A. Zur Definition der nicht selbsttätigen Waage
33. Vor der sachlichen Prüfung der Frage ist die Rolle der harmonisierten Norm EN 45501:2015 in der Systematik der Richtlinie 2014/31 zu klären.
34. Im System dieser Richtlinie werden die wesentlichen Anforderungen vom Unionsgesetzgeber festgelegt, während die Einhaltung der harmonisierten Normen eine Vermutung der Konformität mit den davon abgedeckten Anforderungen begründen kann. Daraus folgt, dass die harmonisierte Norm zweckmäßige technische Hinweise geben kann, aber die Tragweite der Richtlinienvorschriften weder ändern noch einschränken kann.
35. Daher genügt der Umstand, dass das Modell CS 300 nach der Norm EN 45501:2015 auf technischer Ebene als „Wägemodul“ einzustufen ist, für sich genommen nicht, um auszuschließen, dass es der Definition der nicht selbsttätigen Waage im Sinne von Art. 2 Nrn. 1 und 2 der Richtlinie unterfallen kann. Diese Frage muss vielmehr im Licht des Wortlauts, des Aufbaus und des Zwecks der Richtlinie beantwortet werden(23).
36. Ferner gilt die mit der Einhaltung der harmonisierten Norm EN 45501:2015 verknüpfte Konformitätsvermutung nur in den Grenzen der Bestimmungen der Norm, auf die im Anhang ZZ verwiesen wird. Die Bestimmungen, die wie Nr. 4.13.6 nicht in diesem Anhang aufgeführt sind, können als kontextuelle technische Anhaltspunkte herangezogen werden, begründen aber als solche nicht die in Art. 12 der Richtlinie 2014/31 vorgesehene Vermutung.
37. Die Definition der „Waage“ gemäß Art. 2 Nr. 1 der Richtlinie 2014/31 basiert auf der Funktion der „Bestimmung der Masse“. Diese Wendung ist in Bezug auf die Art und Weise der Mitteilung des Ergebnisses an die Verwender neutral. Die Masse wird in dem Zeitpunkt „bestimmt“, in dem sie gemessen und gespeichert wird, unabhängig davon, ob der Wert unmittelbar erkennbar ist: Die Bestimmung erfolgt logisch und funktional vor der „Anzeige“ und setzt diese nicht voraus.

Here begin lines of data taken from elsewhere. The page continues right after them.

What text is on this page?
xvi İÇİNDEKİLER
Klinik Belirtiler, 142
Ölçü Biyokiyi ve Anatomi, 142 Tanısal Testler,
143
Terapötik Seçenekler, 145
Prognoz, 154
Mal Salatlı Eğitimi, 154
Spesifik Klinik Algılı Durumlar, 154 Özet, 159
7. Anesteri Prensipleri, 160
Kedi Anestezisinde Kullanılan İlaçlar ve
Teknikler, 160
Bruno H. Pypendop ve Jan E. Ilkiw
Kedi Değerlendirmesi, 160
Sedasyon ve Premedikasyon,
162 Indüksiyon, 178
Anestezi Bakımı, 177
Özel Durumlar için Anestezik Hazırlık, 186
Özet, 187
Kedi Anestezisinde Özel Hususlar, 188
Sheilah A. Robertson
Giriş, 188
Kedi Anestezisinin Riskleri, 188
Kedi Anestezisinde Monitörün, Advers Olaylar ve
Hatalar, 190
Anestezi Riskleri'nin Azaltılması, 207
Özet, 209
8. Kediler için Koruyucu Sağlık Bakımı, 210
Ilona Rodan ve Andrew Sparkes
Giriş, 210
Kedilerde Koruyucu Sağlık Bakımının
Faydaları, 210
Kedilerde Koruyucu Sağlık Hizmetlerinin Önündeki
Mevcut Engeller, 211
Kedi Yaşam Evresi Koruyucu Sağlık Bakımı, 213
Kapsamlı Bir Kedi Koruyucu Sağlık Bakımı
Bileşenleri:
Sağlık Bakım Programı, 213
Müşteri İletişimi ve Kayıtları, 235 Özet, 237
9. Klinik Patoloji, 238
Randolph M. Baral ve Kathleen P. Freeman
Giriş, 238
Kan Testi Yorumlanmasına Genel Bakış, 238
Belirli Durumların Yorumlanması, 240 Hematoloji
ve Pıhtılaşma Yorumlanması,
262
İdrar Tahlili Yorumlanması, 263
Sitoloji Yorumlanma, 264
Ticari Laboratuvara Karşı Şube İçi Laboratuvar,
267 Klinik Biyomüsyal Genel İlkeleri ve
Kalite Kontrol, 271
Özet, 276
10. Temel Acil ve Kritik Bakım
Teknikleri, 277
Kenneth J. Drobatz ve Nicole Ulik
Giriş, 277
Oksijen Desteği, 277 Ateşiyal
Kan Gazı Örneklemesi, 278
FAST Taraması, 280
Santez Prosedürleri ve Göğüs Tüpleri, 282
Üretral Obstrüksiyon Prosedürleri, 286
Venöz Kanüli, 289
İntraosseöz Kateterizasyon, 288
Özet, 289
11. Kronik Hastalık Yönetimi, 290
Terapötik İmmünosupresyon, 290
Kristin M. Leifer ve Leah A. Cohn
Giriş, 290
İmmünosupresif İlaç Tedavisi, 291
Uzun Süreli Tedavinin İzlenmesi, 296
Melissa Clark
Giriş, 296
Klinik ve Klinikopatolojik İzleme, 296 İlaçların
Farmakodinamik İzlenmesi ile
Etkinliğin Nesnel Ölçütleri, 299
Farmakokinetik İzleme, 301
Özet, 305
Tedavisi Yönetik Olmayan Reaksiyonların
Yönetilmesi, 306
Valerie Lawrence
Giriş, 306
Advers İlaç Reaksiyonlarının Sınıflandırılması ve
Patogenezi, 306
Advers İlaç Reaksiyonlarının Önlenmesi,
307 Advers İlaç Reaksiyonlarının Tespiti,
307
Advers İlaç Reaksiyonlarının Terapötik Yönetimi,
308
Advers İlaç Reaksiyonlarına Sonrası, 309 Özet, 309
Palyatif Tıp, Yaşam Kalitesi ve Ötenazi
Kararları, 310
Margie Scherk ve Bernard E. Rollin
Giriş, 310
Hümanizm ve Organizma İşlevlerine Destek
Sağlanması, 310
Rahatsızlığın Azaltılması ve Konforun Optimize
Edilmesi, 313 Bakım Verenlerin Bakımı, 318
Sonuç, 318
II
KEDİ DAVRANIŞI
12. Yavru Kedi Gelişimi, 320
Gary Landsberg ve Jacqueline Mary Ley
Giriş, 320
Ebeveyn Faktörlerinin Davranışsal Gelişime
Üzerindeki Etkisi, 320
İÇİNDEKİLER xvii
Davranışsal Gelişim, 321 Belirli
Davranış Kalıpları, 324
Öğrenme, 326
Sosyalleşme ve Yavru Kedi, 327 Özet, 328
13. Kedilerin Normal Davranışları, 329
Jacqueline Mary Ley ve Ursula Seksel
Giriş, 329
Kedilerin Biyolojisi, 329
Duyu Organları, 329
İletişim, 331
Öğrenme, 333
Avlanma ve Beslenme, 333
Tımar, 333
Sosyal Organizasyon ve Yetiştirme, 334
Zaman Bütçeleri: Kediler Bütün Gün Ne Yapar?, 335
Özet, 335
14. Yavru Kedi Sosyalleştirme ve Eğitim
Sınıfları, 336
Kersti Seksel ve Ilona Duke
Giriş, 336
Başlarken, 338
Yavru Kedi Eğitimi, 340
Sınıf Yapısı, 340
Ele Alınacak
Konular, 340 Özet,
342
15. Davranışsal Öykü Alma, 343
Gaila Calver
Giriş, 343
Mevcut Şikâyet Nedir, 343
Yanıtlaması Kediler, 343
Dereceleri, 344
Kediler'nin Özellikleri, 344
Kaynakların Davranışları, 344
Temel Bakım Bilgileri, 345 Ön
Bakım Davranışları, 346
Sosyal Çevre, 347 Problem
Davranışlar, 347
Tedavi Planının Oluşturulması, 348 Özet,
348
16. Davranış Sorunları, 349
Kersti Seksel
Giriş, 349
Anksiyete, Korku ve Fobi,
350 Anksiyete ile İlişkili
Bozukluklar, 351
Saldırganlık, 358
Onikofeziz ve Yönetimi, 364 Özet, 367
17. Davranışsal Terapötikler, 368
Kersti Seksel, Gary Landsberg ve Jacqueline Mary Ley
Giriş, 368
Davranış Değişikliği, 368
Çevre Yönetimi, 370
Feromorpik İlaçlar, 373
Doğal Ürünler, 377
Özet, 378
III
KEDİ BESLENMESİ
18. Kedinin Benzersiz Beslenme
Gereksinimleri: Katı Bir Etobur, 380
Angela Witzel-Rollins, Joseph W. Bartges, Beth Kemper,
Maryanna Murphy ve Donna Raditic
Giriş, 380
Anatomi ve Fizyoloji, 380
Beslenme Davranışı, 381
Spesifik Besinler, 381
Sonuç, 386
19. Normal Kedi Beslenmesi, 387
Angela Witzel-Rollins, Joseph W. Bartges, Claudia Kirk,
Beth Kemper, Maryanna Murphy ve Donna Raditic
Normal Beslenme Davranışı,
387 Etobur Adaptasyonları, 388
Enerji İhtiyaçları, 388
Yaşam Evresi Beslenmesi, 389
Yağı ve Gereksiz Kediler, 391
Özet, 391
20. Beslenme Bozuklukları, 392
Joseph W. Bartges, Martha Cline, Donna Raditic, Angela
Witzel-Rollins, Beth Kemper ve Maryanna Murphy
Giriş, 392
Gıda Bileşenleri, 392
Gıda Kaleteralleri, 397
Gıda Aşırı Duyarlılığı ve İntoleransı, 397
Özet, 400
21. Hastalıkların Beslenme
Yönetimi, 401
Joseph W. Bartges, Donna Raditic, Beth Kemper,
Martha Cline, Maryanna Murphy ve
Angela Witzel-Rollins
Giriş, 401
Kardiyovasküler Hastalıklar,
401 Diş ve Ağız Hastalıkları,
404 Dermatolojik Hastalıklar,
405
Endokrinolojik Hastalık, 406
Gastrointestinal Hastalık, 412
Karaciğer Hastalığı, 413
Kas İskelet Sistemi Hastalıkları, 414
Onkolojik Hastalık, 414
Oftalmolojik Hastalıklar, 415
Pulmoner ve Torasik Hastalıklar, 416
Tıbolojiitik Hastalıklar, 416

38. Dementsprechend enthält die Definition der nicht selbsttätigen Waage gemäß Art. 2 Nr. 2 der Richtlinie 2014/31(24) keinen Hinweis auf das Vorhandensein einer Anzeige. Da das Modell CS 300 unstreitig das Eingreifen einer Bedienungsperson erfordert, entspricht dieses Gerät dieser Definition;
39. Im Übrigen hat der Gerichtshof im Urteil Marhon, wenngleich es in einem anderen Kontext erlassen wurde, klargestellt, dass der Anwendungsbereich der Richtlinie 2014/31 weit zu verstehen ist und Art. 2 Nrn. 1 und 2 dieser Richtlinie den Begriff „nichtselbsttätige Waage“ unter Bezugnahme auf die Funktion dieser Geräte definiert, ohne deren Verwendungsmodalitäten oder Verwendungsbereiche zu berücksichtigen(25).
40. Auch im vorliegenden Fall ist daher zunächst von der rechtlichen Definition des Geräts auszugehen, ohne den in dieser Definition nicht erwähnten technischen Gesichtspunkten maßgebliche Bedeutung beizumessen.
41. Der Aufbau der Richtlinie 2014/31 bestätigt diese Lesart. Der Gesetzgeber hat den Begriff „sichtbar“ nur in Kontexten verwendet, in denen er diese Anforderung ausdrücklich vorsehen wollte, z. B. in Art. 17 Abs. 1 hinsichtlich der Sichtbarkeit der CE‑Kennzeichnung und der zusätzlichen Metrologie-Kennzeichnung und in Art. 18 für das Symbol für die Verwendungsbeschränkung(26). Das Fehlen dieses Begriffs in Anhang I Nr. 8.1 der Richtlinie ist kein Zufall: Der Gesetzgeber hat die passive Form „muss angezeigt werden“ verwendet, ohne festzulegen, dass die Anzeige unmittelbar vom Gerät stammen muss, noch, dass sie zu jedem Zeitpunkt des Produktlebens sichtbar sein muss.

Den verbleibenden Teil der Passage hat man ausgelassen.